66 KnighTek, 197 A.3d at 505 (quoting App. to Opening Br. at A60 (Acceleration Agreement)). 
67 Id. 
21 
 
 
 
Under Utah law, however, “a release will be voidable if it was an integral part 
of a scheme to defraud.”68  Jive knew it would soon be liable for its entire obligation 
under the Change of Control provision, but misrepresented the circumstances to 
reduce its obligations prior to the merger.  The release of future obligations was 
necessary for the alleged fraud to benefit Jive.  And because KnighTek has 
adequately pleaded fraudulent misrepresentation under Utah law, the release would 
be void if Jive defrauded KnighTek. 
III. 
 
KnighTek’s complaint alleged adequately a claim for fraudulent 
misrepresentation, and the claim was not waived.  We reverse the Superior Court’s 
dismissal and remand for further proceedings consistent with this opinion.  
Jurisdiction is not retained. 
 
                                          
 
68 Ong Intern. (U.S.A.) Inc. v. 11th Ave.
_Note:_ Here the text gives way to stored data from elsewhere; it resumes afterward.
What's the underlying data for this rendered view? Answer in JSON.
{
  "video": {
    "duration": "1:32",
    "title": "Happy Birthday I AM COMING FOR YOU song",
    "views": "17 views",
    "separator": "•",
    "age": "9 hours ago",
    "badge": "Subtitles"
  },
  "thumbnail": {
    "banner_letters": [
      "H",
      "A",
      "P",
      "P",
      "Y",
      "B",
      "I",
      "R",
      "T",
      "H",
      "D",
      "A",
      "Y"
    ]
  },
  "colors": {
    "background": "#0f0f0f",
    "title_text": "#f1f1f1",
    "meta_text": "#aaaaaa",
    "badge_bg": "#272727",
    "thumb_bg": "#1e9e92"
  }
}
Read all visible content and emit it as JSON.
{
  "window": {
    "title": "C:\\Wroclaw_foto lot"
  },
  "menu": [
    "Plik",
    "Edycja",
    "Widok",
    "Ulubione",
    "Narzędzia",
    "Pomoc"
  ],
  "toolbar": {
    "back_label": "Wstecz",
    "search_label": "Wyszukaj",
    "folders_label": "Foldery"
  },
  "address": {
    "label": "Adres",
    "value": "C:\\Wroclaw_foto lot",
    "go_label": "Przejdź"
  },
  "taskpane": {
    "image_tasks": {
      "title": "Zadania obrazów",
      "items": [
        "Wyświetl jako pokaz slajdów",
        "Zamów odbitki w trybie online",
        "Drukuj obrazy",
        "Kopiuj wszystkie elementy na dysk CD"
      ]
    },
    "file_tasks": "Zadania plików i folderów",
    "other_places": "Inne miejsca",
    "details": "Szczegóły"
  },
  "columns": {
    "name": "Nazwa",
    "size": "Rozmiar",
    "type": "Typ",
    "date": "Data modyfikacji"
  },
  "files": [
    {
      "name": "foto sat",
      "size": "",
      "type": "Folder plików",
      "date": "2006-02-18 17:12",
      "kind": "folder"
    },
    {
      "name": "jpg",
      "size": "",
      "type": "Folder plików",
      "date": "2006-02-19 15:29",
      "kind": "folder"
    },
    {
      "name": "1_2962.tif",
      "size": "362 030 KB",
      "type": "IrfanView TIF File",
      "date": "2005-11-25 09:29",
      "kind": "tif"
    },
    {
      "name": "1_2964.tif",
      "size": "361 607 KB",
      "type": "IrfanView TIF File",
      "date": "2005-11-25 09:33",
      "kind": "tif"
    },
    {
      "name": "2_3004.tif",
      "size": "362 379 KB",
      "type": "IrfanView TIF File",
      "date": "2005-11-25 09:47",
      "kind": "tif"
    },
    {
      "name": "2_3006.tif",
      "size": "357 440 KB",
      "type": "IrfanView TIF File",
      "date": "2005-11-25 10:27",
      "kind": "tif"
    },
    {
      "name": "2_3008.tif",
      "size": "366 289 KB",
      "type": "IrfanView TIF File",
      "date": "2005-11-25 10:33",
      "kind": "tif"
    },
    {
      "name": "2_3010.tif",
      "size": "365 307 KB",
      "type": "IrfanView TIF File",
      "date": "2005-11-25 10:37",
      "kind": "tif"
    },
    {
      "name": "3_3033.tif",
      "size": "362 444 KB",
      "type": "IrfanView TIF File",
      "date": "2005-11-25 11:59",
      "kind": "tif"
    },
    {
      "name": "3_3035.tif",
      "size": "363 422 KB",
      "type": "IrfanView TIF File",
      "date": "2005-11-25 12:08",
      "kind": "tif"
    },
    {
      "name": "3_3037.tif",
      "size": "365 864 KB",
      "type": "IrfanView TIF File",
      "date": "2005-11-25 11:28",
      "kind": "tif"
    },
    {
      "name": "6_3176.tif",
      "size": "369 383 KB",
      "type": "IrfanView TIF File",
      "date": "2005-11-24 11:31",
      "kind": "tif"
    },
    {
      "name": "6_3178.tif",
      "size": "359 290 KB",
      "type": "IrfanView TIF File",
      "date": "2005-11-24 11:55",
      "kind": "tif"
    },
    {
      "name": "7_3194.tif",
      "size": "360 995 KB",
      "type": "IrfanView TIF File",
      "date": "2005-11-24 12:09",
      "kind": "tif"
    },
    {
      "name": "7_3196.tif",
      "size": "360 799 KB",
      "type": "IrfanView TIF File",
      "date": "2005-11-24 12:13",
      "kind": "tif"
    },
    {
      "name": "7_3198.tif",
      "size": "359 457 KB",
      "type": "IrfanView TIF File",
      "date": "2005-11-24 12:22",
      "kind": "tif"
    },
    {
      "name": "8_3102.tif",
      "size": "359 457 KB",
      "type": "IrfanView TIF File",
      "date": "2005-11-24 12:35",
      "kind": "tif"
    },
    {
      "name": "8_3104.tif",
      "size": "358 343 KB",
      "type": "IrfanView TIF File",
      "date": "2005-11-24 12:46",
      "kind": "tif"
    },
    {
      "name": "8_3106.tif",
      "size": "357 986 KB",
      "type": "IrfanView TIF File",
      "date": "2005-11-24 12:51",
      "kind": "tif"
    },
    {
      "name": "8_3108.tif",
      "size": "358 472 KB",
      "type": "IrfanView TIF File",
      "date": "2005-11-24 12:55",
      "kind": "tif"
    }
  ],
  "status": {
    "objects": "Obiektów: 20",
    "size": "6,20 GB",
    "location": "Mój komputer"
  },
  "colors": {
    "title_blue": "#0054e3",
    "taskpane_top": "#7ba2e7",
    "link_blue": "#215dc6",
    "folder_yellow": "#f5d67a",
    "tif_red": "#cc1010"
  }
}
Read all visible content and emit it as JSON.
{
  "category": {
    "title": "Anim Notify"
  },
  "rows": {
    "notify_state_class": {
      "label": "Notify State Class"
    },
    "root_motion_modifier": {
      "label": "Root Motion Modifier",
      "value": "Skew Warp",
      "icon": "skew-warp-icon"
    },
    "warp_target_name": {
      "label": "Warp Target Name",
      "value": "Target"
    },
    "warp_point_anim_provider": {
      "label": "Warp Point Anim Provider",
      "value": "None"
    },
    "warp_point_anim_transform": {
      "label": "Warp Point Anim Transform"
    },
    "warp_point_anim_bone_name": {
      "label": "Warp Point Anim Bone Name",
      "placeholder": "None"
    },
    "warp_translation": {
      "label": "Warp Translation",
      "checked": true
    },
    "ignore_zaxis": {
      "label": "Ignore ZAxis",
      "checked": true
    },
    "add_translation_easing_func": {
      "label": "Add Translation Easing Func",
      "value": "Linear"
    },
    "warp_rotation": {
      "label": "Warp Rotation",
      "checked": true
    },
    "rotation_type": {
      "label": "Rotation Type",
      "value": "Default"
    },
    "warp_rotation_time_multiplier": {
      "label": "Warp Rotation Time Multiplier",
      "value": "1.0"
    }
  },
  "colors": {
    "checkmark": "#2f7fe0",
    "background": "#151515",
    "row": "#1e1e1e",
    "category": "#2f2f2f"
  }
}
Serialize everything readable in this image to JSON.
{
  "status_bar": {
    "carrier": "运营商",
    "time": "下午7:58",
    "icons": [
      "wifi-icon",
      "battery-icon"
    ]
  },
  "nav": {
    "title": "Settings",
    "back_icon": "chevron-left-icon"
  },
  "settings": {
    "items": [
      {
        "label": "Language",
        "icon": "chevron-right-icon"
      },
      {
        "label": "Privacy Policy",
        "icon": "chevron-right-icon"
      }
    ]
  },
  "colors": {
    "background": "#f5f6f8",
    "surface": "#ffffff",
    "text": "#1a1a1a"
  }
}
Corp., 850 P.2d 447, 453 (Utah 1993); see Lamb v. 
Bangart, 525 P.2d 602, 608 (Utah 1974) (“[A] contract clause limiting liability will not be applied 
in a fraud action.  The law does not permit a covenant of immunity which will protect a person 
against his own fraud on the ground of public policy.  A contract limitation on damages or remedies 
is valid only in the absence of allegations or proof of fraud.”).